La obra es tan sensorialmente deliciosa que el compositor decidió no publicarla en vida, por temor a las posibles reacciones de las autoridades eclesiásticas. Eso sí, confesó a su gran amigo, el astrónomo francés Jeromé Lalande que, en efecto, la tenía que resguardar hasta después de su muerte -dada su tan azufrada inspiración-, eso sumado a la tensa relación entre el virtuoso del violín y la Iglesia.

Por Maximiliano Mojica
Abogado, máster en leyes

Escribiendo esta columna en la comodidad de mi terraza en donde las notas de Glen Miller y Ray Conniff se confunden con las inspiradas y melancólicas letras de la música napolitana de Luciano Pavarotti, me detengo a reflexionar que la música es algo que ha fascinado al ser humano desde que, según la tradición judeocristiana, fuimos formados del barro de la tierra.


La música nos resulta tan embriagadora que en no pocos casos se ha rumoreado que existe algo “sobrenatural” en su composición.
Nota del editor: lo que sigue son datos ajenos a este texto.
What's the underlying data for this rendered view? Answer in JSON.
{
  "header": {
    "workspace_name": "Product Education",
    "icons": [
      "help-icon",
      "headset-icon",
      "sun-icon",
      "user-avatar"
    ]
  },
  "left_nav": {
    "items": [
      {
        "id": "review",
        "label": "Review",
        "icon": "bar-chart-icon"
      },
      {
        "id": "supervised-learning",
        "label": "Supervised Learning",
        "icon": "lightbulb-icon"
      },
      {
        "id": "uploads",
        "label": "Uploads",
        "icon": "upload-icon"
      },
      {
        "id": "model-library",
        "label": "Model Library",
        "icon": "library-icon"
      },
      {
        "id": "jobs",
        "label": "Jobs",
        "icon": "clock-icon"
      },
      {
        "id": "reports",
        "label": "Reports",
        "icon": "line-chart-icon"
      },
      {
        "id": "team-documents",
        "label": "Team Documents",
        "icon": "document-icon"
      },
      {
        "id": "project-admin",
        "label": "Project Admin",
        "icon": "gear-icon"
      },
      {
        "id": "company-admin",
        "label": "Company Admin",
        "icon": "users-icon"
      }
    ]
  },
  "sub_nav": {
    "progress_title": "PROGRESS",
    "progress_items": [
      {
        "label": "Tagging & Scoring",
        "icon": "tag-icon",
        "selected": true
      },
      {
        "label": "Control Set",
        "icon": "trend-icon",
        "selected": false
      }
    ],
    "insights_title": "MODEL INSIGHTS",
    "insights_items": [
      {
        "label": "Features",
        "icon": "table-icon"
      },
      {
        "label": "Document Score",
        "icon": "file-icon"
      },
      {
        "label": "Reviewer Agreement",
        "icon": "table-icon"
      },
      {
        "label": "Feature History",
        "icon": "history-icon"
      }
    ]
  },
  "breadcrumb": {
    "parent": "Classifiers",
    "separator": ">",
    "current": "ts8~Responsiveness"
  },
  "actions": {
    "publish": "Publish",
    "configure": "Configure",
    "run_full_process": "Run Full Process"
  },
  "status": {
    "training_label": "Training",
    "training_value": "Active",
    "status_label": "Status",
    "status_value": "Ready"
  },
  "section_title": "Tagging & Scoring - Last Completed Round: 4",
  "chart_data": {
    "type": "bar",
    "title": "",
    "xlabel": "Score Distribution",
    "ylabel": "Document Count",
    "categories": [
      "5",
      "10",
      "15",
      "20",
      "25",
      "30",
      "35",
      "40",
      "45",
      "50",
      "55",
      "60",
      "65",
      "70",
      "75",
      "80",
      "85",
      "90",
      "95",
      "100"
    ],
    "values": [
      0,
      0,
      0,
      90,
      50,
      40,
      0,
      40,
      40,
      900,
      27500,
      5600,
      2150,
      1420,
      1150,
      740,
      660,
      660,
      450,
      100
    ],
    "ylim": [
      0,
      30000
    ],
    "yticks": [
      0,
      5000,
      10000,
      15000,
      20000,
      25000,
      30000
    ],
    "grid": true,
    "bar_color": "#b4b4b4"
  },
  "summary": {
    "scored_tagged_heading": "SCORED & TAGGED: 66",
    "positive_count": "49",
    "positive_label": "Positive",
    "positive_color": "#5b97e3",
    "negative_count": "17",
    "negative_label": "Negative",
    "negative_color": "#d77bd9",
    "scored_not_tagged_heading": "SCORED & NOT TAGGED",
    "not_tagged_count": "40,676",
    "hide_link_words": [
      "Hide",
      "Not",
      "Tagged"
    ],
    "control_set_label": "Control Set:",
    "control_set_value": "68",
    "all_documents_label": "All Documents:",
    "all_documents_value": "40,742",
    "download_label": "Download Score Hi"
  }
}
Desde las composiciones de Mozart, pasando por los Pitufos, Menudo o Queen, han argumentado que sus melodías o letras estaban pergeñadas con “algo” que obnubila nuestros sentidos; un “algo” que, dada su belleza, no viene de Dios, sino de “algo más”. Eso mismo pasó en el Siglo XVIII con la bellísima composición bautizada como la “Sonata del Diablo” de Giovanni Tartani.

El talentoso Giovanni nació en Pirán, Venecia, en el año 1692. Cuarto hijo de un mercader. Al no haber espacio para él en el negocio familiar, se decidió que su destino sería vivir la vida monástica. Al ser desde temprana edad ingresado al monasterio empezó a recibir clases de música respecto a la cual dio muestras de una genialidad que no encontraba en las clases de teología.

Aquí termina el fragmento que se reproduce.